Celebrating Life in Modern Britian
THE HEREFORD ACADEMY EU REFERENDUM AND BRITISH VALUES WEEK
As part of the build-up to the EU referendum students of The Hereford Academy spent the week exploring and celebrating life in modern Britain.
Students participated in a range of activities including playing the Trade Game; simulating trade between different countries to understand the UK’s place in the word. Interviews took place with Hereford’s MP, Jesse Norman, Mayor, Jim Kenyon, Bishop of Hereford, Richard Frith and Lord Lisvane, Robert Rogers about their values and opinions. A representative from the Armed Services came in and delivered a presentation about the values of the British Army and the Oath of Allegiance all soldiers take when joining.
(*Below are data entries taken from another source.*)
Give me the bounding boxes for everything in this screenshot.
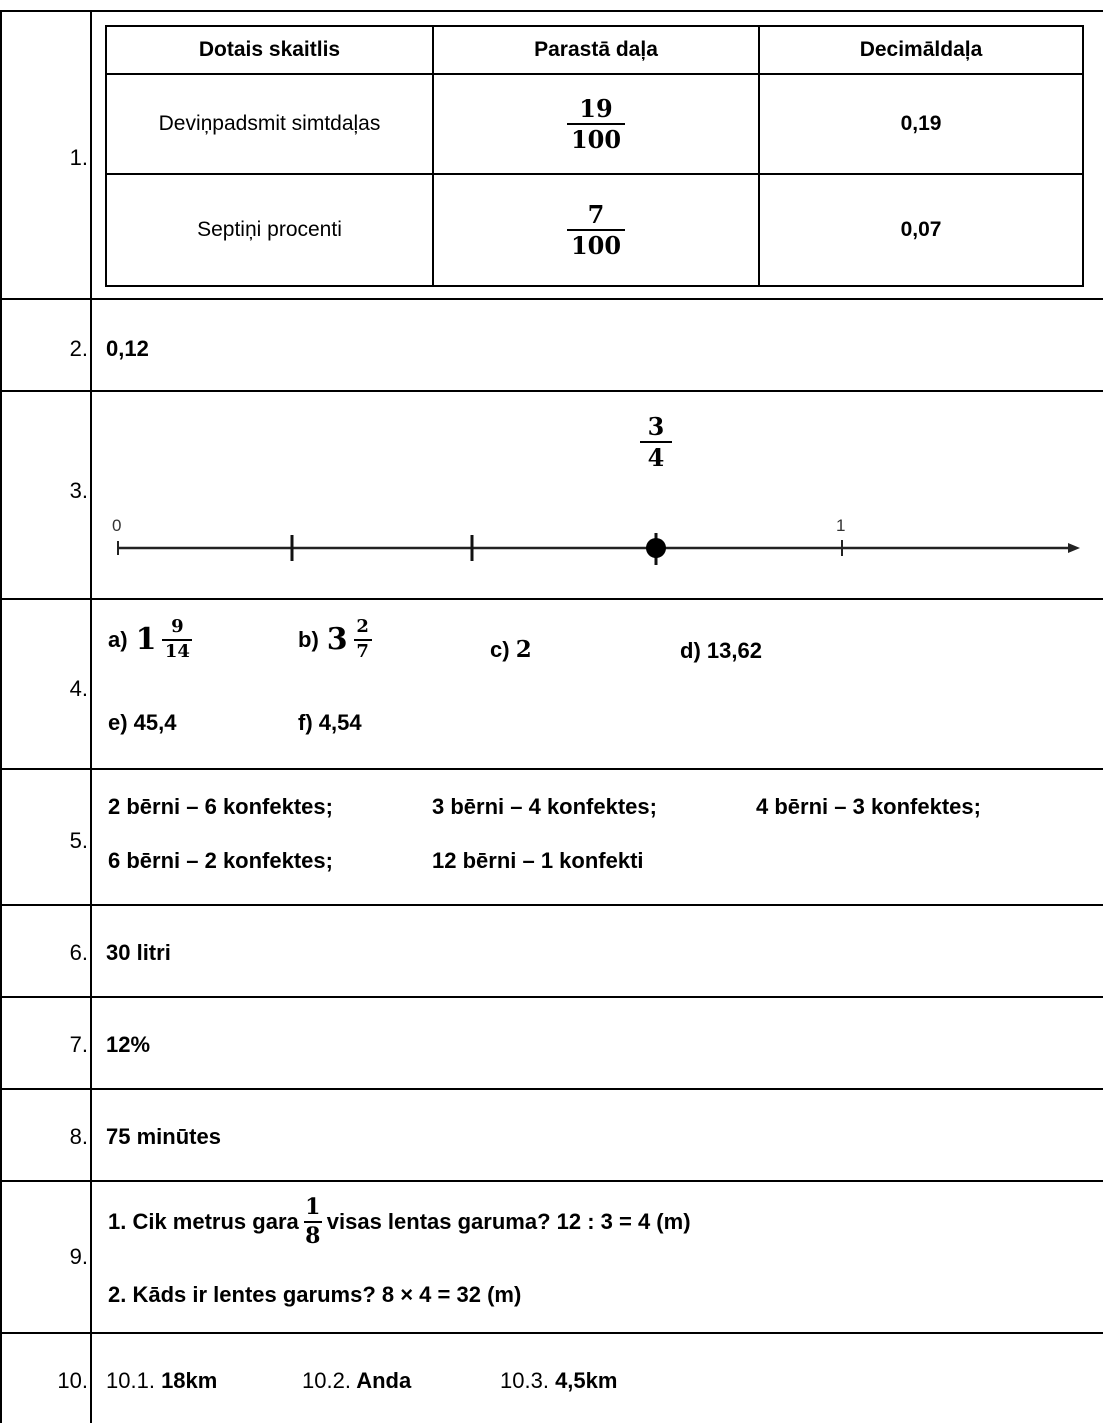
row-number: 1.	[69, 145, 88, 170]
sub-answer-2: 10.2. Anda	[302, 1368, 411, 1394]
sub-label: 10.2.	[302, 1368, 351, 1393]
fraction-bar	[640, 441, 672, 444]
row-number: 4.	[69, 676, 88, 701]
sub-value: Anda	[356, 1368, 412, 1393]
given-number-cell: Deviņpadsmit simtdaļas	[158, 112, 381, 135]
fraction-cell: 19 100	[434, 75, 758, 173]
row-number: 7.	[69, 1032, 88, 1057]
numerator: 9	[171, 616, 184, 637]
zero-label: 0	[112, 516, 122, 535]
pair-text: 12 bērni – 1 konfekti	[432, 848, 644, 873]
row-number: 10.	[57, 1368, 88, 1393]
denominator: 7	[356, 640, 369, 662]
answer-e: e) 45,4	[108, 710, 177, 735]
denominator: 8	[305, 1223, 321, 1250]
fraction-bar	[303, 1221, 322, 1224]
number-column-divider	[90, 10, 92, 1423]
answer-text: 0,12	[106, 336, 149, 361]
row-number: 5.	[69, 828, 88, 853]
fraction-table: Dotais skaitlis Parastā daļa Decimāldaļa…	[105, 25, 1084, 287]
table-divider	[758, 27, 760, 285]
fraction-cell: 7 100	[434, 175, 758, 285]
numerator: 2	[356, 616, 369, 637]
given-number-cell: Septiņi procenti	[197, 218, 342, 241]
three-quarters-label: 3 4	[640, 414, 672, 470]
answer-value: 2	[515, 636, 532, 663]
pair-text: 2 bērni – 6 konfektes;	[108, 794, 333, 819]
answer-text: 12%	[106, 1032, 151, 1057]
answer-row: 9. 1. Cik metrus gara 1 8 visas lentas g…	[0, 1180, 1103, 1332]
answer-row: 3. 3 4 0 1	[0, 390, 1103, 598]
header-common-fraction: Parastā daļa	[534, 38, 658, 61]
header-decimal: Decimāldaļa	[859, 38, 983, 61]
fraction: 1 8	[303, 1194, 322, 1250]
step-text: 1. Cik metrus gara	[108, 1209, 299, 1235]
answer-text: 75 minūtes	[106, 1124, 221, 1149]
row-number: 3.	[69, 478, 88, 503]
table-divider	[432, 27, 434, 285]
answer-b: b) 3 2 7	[298, 616, 372, 662]
row-number: 6.	[69, 940, 88, 965]
fraction-bar	[353, 638, 372, 641]
table-divider	[107, 173, 1082, 175]
sub-answer-1: 10.1. 18km	[106, 1368, 217, 1394]
answer-row: 10. 10.1. 18km 10.2. Anda 10.3. 4,5km	[0, 1332, 1103, 1423]
decimal-cell: 0,19	[900, 112, 942, 135]
answer-text: 30 litri	[106, 940, 171, 965]
pair-text: 3 bērni – 4 konfektes;	[432, 794, 657, 819]
denominator: 100	[570, 125, 622, 154]
fraction: 7 100	[567, 202, 625, 258]
part-label: c)	[490, 637, 510, 662]
row-number: 2.	[69, 336, 88, 361]
decimal-cell: 0,07	[900, 218, 942, 241]
one-label: 1	[836, 516, 846, 535]
answer-row: 5. 2 bērni – 6 konfektes; 3 bērni – 4 ko…	[0, 768, 1103, 904]
fraction: 9 14	[162, 616, 193, 662]
numerator: 3	[647, 412, 665, 441]
table-divider	[107, 73, 1082, 75]
number-line	[117, 533, 1080, 565]
fraction: 2 7	[353, 616, 372, 662]
answer-row: 4. a) 1 9 14 b) 3 2 7 c) 2 d) 13,62 e) 4…	[0, 598, 1103, 768]
answer-row: 8. 75 minūtes	[0, 1088, 1103, 1180]
whole-part: 3	[326, 622, 348, 658]
answer-d: d) 13,62	[680, 638, 762, 663]
sub-value: 4,5km	[555, 1368, 618, 1393]
part-label: a)	[108, 626, 128, 652]
answer-f: f) 4,54	[298, 710, 362, 735]
numerator: 19	[579, 93, 613, 123]
row-number: 8.	[69, 1124, 88, 1149]
step-text: visas lentas garuma? 12 : 3 = 4 (m)	[326, 1209, 691, 1235]
fraction-bar	[567, 123, 625, 125]
sub-label: 10.1.	[106, 1368, 155, 1393]
denominator: 14	[164, 640, 190, 662]
answer-row: 6. 30 litri	[0, 904, 1103, 996]
numerator: 1	[305, 1194, 321, 1220]
answer-c: c) 2	[490, 636, 532, 663]
numerator: 7	[587, 199, 605, 229]
answer-a: a) 1 9 14	[108, 616, 193, 662]
whole-part: 1	[135, 622, 157, 658]
pair-text: 4 bērni – 3 konfektes;	[756, 794, 981, 819]
step-one: 1. Cik metrus gara 1 8 visas lentas garu…	[108, 1194, 691, 1250]
answer-row: 2. 0,12	[0, 298, 1103, 390]
fraction: 19 100	[567, 96, 625, 152]
part-label: b)	[298, 626, 319, 652]
denominator: 100	[570, 231, 622, 260]
sub-value: 18km	[161, 1368, 218, 1393]
denominator: 4	[647, 443, 665, 473]
table-top-border	[0, 10, 1103, 12]
row-number: 9.	[69, 1244, 88, 1269]
pair-text: 6 bērni – 2 konfektes;	[108, 848, 333, 873]
answer-row: 7. 12%	[0, 996, 1103, 1088]
sub-answer-3: 10.3. 4,5km	[500, 1368, 617, 1394]
table-left-border	[0, 10, 2, 1423]
header-given-number: Dotais skaitlis	[198, 38, 341, 61]
fraction-bar	[567, 229, 625, 231]
step-two: 2. Kāds ir lentes garums? 8 × 4 = 32 (m)	[108, 1282, 522, 1307]
sub-label: 10.3.	[500, 1368, 549, 1393]
fraction-bar	[162, 638, 193, 641]
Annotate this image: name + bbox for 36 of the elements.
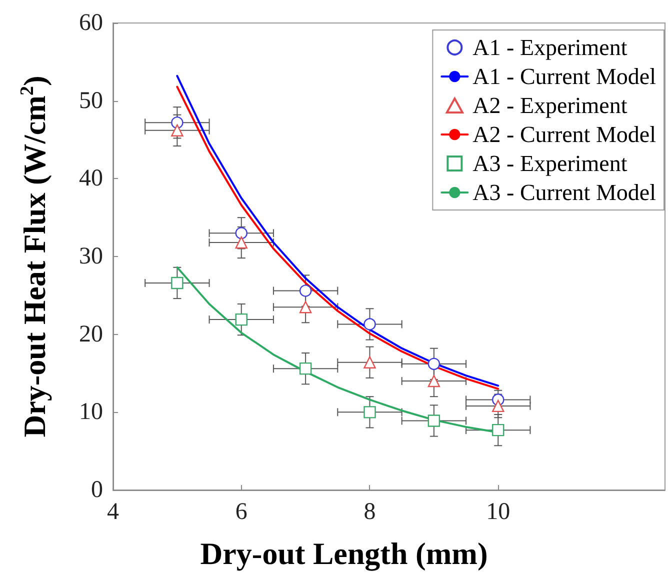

The focus was around developing understanding of ‘British Values’ and The Academy values of ‘Service, Community, Trust and Endurance’.
Tanya Everard, Assistant Principal said:
“The week provided an excellent opportunity to offer experiences which broaden horizons and contribute to preparing students for life in modern Britain; in particular, getting young people actively engaged with democracy. This is important for the future and following the tragic death of MP Jo Cox last week, poignant for young people see democracy as an agent for change rather than hatred and violence. We look forward to doing more events in the future”.
During the week Year 7 participated in a trip to London and a street party was held celebrating the Queen’s birthday. There was opportunity to watch the England vs Wales match and the week ended with the whole school voting in The Academy’s EU referendum which saw a result of ‘Leave’ in the lead with 235 votes and ‘Remain’ 225 with 13 spoilt votes.
Josh Harrison leading the ‘Leave’ campaign said: “I am delighted with the result. Money spent previously on EU membership can now be put back into Britain, for example given to the NHS to benefit the people of Britain”.
Will Nash said for the ‘Remain’ campaign said: “I am really disappointed because I felt sure the students would vote to stay. I thought they would see the financial importance of Britain remaining in the EU for trading and industry.”